Wenn wir jetzt nicht handeln, sind digitale Inhalte und Informationen künftig verloren, warnt die Plattform Internet & Gesellschaft Colloboratory im „Berliner Appell“. Digitale Langzeitarchivierung müsse deshalb als eine dauerhafte Aufgabe begriffen werden. Auch die rechtlichen Rahmenbedingungen müssten angepasst werden.
Der Appell im Wortlaut:
„Unsere Gesellschaft ist seit langem von dem Konsens bestimmt, dass Wissen und Kultur zu erhalten sind. Das Wissen unserer Tage wie die Kultur unserer Gesellschaft werden aber zunehmend mittels elektronischer Medien gespeichert und sollen über diese überliefert werden. Die Bewahrung dieses Wissens und dieser Kultur steht auf tönernen Füßen.
Die Bereitschaft, auch in der elektronischen Welt in die Bestandserhaltung zu investieren, ist nicht sehr groß. Die Einsicht in die Notwendigkeit, die Prozesse der digitalen Langzeitarchivierung nachhaltig und dauerhaft zu finanzieren, ist noch nicht ausgeprägt. Die Möglichkeiten der Informations- und Kommunikationstechnologie zur Bestandserhaltung auch von analogen Informationsträgern sind noch lange nicht ausgeschöpft. Das ist ein Appell zur Nachhaltigkeit in der elektronischen Welt.
- Gefahr des Verlustes: Digitale Inhalte sind fragil. Sie unterliegen einer rasanten technischen Entwicklung. Es besteht dringender Handlungsbedarf bei der Archivierung, da digitale Inhalte und Informationen sonst unwiederbringlich verloren sind.
- Dauerhafte Aufgabe: Digitale Langzeitarchivierung ist Teil der Bestandserhaltung für digitale Objekte und muss als eine dauerhafte Aufgabe begriffen werden, die sich nicht in Projekten erschöpft.
- Ausbildung/Organisation: Digitale Langzeitarchivierung muss ein gezielter Ausbildungs- und Forschungsschwerpunkt an Universitäten und Fachhochschulen werden und auch Eingang in die Curricula von anderen Disziplinen finden.
- Recht: Der derzeitige Rechtsrahmen behindert vielfach die digitale Langzeitarchivierung. Es müssen eindeutige und verlässliche rechtliche Rahmenbedingungen für die digitale Langzeitarchivierung in all ihren Aspekten geschaffen werden.
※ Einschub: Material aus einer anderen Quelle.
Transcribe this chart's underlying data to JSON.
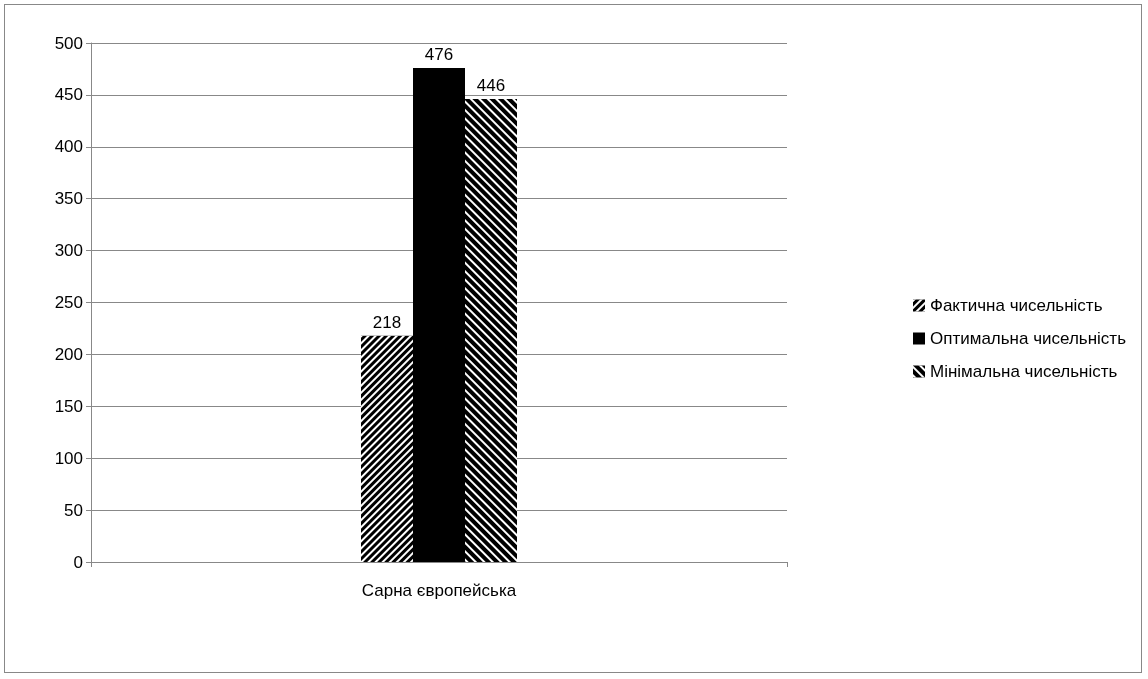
{
  "chart_data": {
    "type": "bar",
    "categories": [
      "Сарна європейська"
    ],
    "series": [
      {
        "name": "Фактична чисельність",
        "color": "#000000",
        "values": [
          218
        ]
      },
      {
        "name": "Оптимальна чисельність",
        "color": "#000000",
        "values": [
          476
        ]
      },
      {
        "name": "Мінімальна чисельність",
        "color": "#000000",
        "values": [
          446
        ]
      }
    ],
    "ylim": [
      0,
      500
    ],
    "yticks": [
      0,
      50,
      100,
      150,
      200,
      250,
      300,
      350,
      400,
      450,
      500
    ],
    "grid": "y",
    "legend": "right",
    "data_labels": true
  }
}
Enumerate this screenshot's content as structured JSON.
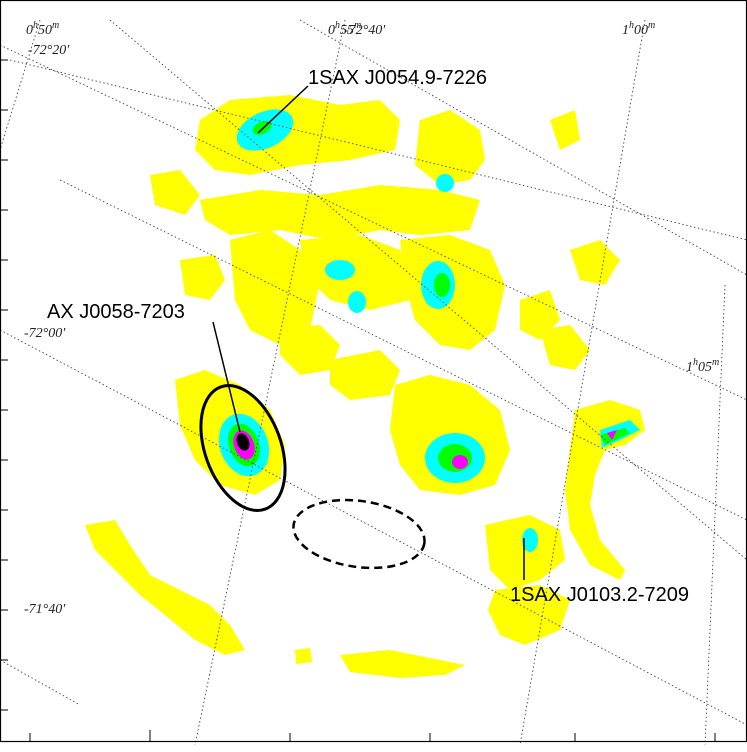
{
  "ra_labels": [
    {
      "h": "0",
      "m": "50"
    },
    {
      "h": "0",
      "m": "55"
    },
    {
      "h": "1",
      "m": "00"
    },
    {
      "h": "1",
      "m": "05"
    }
  ],
  "dec_labels": [
    "-72°20′",
    "-72°40′",
    "-72°00′",
    "-71°40′"
  ],
  "sources": [
    {
      "name": "1SAX J0054.9-7226"
    },
    {
      "name": "AX J0058-7203"
    },
    {
      "name": "1SAX J0103.2-7209"
    }
  ],
  "colors": {
    "background": "#ffffff",
    "level1": "#ffff00",
    "level2": "#00ffff",
    "level3": "#00ff00",
    "level4": "#ff00ff",
    "peak": "#000000"
  }
}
- Kosten: Für die digitale Archivierung besteht eine dauerhafte öffentliche Verantwortung. Digitale Langzeitarchivierung ist kostenintensiv.
- Aufmerksamkeit und öffentlicher Diskurs: Nachhaltigkeit in der digitalen Welt erfordert eine breite öffentliche Diskussion und starke politische Wahrnehmung. Digitale Langzeitarchivierung ist kein Nischenproblem.
- Langzeitarchivierung und Digitalisierung: Digitale Langzeitarchivierung sichert und stärkt das Demokratie- und Transparenzversprechen des digitalen Kulturerbes.
- Rollen und Strategie: Zuständigkeiten und Rollen im Bereich der digitalen Langzeitarchivierung müssen im Rahmen einer nationalen bzw. europäischen Strategie klar bestimmt sein.
- Auswahl: Auswahlkriterien für die digitale Langzeitarchivierung müssen Teil eines gesellschaftlichen Diskurses sein.
- Reichweite: Kulturarchivierung ist im Digitalen eine Aufgabe, die in ihrer Bedeutung und ihren Folgen über die Aufgaben der Kulturinstitutionen hinaus geht.
- Recherchierbarkeit, Verfügbarkeit und Zugang: Der Zugang zum digitalen Erbe ist durch neue Technologien so leicht wie noch nie. Er birgt einen großen Nutzen für die Bildung und Forschung. Um den Zugang zu erhalten, sind verlässliche Finanzierungsmodelle notwendig.
- Technische Fragen: Langzeitarchivierung kann nur unter geregelten technischen Rahmenbedingungen nachhaltig erfolgen. Dazu gehören offene und standardisierte Datenformate.“
Hervorgegangen ist der Berliner Appell aus der Initiative Nachhaltigkeit in der Digitalen Welt, einer Veranstaltung des Internet & Gesellschaft Collaboratory (CoLab). Die Plattform will Experten für internetpolitische Fragen zusammenbringen, um die Entwicklung der digitalen Welt zu begleiten.
Auch der Deutsche Bibliotheksverband unterstützt den Appell in zwei Kerngedanken und fordert die digitale Erschließung kultureller und wissenschaftlicher Überlieferung und die Bewahrung von Büchern, Handschriften oder Landkarten für das kulturelle Gedächtnis.